Five Credible Conclusions
by Ryan Sawyer
1
Free and finally able simply to sit
on the front porch and extend her bare feet
into blazing sunlight, she lets the lawn,
surging and tilting backward in the breeze,
carry her where it will. She tilts with it
into memory, floating over dim,
hardwood floors, paths she’d never seen before,
through the house and beyond, soothing herself
with images of how things might have been,
swimming a little in the summer air.
2
What light will follow this rain? The airy,
introspective white light of the north coasts?
Or will it be the sprawling, moist, breathy
Mediterranean yellow that lies
out languorously, warming our shoulders
and our meandering veins? Ah, let there
be something. Start with light, not a deadwood
sleep, a temperatureless sleep, dreamless too,
with here and there patches of body hair
silently fluttering like empty fields.
3
The odor of earthworms before a rain,
the faint moisture that aches inside the air
before a rain, the trickling in the ear
just starting: these are pinpricks of desire.

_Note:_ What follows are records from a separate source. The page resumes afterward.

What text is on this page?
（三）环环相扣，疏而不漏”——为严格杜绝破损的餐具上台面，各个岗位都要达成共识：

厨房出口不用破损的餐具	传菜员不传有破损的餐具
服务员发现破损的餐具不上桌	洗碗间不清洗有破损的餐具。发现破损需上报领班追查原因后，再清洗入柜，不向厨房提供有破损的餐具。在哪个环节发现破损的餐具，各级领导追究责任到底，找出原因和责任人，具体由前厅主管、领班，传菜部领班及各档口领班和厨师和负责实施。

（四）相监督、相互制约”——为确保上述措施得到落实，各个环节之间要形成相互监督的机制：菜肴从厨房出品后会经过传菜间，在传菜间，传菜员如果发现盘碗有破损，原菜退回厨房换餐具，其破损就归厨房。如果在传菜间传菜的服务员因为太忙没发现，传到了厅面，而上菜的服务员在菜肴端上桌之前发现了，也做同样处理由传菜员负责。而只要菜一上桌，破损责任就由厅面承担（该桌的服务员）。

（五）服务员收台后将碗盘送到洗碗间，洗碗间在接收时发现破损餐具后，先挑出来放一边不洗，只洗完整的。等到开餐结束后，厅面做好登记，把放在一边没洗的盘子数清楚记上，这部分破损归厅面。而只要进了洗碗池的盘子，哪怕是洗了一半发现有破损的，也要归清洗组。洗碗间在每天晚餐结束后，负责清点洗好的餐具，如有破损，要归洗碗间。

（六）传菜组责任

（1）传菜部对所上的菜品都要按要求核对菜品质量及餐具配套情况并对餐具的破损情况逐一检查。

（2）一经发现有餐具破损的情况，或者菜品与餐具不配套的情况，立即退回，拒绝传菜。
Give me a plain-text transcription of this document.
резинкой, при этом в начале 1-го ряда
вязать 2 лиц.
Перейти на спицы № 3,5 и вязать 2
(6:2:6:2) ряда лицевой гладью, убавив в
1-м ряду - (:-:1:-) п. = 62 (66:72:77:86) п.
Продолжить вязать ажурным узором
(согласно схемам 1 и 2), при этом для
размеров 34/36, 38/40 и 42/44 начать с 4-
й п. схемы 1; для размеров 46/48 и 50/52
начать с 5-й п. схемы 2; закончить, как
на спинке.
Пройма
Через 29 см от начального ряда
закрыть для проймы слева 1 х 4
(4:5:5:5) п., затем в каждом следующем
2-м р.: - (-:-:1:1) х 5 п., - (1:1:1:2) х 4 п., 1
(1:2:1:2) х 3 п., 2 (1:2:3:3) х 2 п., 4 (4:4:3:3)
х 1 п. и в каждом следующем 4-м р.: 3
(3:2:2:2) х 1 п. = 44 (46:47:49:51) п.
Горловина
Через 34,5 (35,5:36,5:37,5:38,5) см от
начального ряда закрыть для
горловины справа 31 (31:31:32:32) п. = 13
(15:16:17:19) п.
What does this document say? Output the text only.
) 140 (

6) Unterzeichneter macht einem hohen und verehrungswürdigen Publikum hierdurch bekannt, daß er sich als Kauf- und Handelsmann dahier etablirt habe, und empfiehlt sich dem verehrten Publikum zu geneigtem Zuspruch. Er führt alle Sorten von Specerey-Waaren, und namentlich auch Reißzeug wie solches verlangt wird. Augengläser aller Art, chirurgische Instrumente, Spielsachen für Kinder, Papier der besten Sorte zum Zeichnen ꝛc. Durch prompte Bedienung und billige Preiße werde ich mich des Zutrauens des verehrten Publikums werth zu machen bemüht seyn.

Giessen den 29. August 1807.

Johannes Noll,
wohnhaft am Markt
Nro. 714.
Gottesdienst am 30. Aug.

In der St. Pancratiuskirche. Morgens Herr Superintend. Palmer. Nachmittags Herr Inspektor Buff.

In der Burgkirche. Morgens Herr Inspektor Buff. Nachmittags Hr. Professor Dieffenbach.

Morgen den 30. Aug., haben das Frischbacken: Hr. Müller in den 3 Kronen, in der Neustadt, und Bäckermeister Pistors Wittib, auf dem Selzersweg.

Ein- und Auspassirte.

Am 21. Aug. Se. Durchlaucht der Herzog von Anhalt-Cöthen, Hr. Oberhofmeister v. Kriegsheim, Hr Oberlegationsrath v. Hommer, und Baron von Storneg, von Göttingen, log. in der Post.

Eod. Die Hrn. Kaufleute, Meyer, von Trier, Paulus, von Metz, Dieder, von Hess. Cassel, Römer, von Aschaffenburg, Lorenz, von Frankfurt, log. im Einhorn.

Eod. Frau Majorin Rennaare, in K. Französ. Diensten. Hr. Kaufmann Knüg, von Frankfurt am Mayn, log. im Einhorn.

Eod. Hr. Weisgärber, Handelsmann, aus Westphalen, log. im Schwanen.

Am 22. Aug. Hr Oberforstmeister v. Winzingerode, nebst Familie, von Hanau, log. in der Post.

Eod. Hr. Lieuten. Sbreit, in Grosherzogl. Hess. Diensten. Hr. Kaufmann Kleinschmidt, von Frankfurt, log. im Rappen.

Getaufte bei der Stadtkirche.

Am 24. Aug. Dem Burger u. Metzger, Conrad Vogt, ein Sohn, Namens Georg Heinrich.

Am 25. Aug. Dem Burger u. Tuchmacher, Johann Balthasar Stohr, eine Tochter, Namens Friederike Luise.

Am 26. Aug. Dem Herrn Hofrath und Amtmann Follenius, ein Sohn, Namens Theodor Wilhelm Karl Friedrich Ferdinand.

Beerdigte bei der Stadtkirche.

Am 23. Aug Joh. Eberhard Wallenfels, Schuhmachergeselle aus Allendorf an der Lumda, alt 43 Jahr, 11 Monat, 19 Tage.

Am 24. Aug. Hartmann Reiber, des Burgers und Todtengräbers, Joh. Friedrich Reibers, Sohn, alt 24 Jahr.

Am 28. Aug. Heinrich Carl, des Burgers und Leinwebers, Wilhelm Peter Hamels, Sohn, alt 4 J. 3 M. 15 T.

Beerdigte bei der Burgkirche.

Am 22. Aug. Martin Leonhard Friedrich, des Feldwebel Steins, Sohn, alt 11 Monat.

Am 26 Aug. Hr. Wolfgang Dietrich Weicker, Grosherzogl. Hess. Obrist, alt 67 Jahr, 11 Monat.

Eventually, the sky will crash. Asphalt
will darken and slide carloads up and down
amphibious routes. Some damp, roadside soul
will declare there never was an Eden
except in the poor, palpitating mind,
that love, like sin, is just a tangled web.
4
A lake heaves like any earthquake. On
the dock, you feel it, never really starting
or ending exactly, but just ongoing,
sloshing you around like a tiny cube
in a dark blue drink, the water’s white tips
lapping against the warm wood, back and back
again, lapping under your ear which rests
on warm wood, which presses against warm wood
and hears the water lapping, back and back
again, never really starting or ending.
5
When it’s all over, and historians
arrive to figure out how best to make
the apparent purposelessness of things
cohere, they work straight through the moonless night
to get it right, metaphor, myth, and all.
And when they depart, they travel along
an infinitesimally rising
trajectory, a glittering passage
lit by a thousand famous thoughts, and whack
at the overgrown grass with chiseled sticks.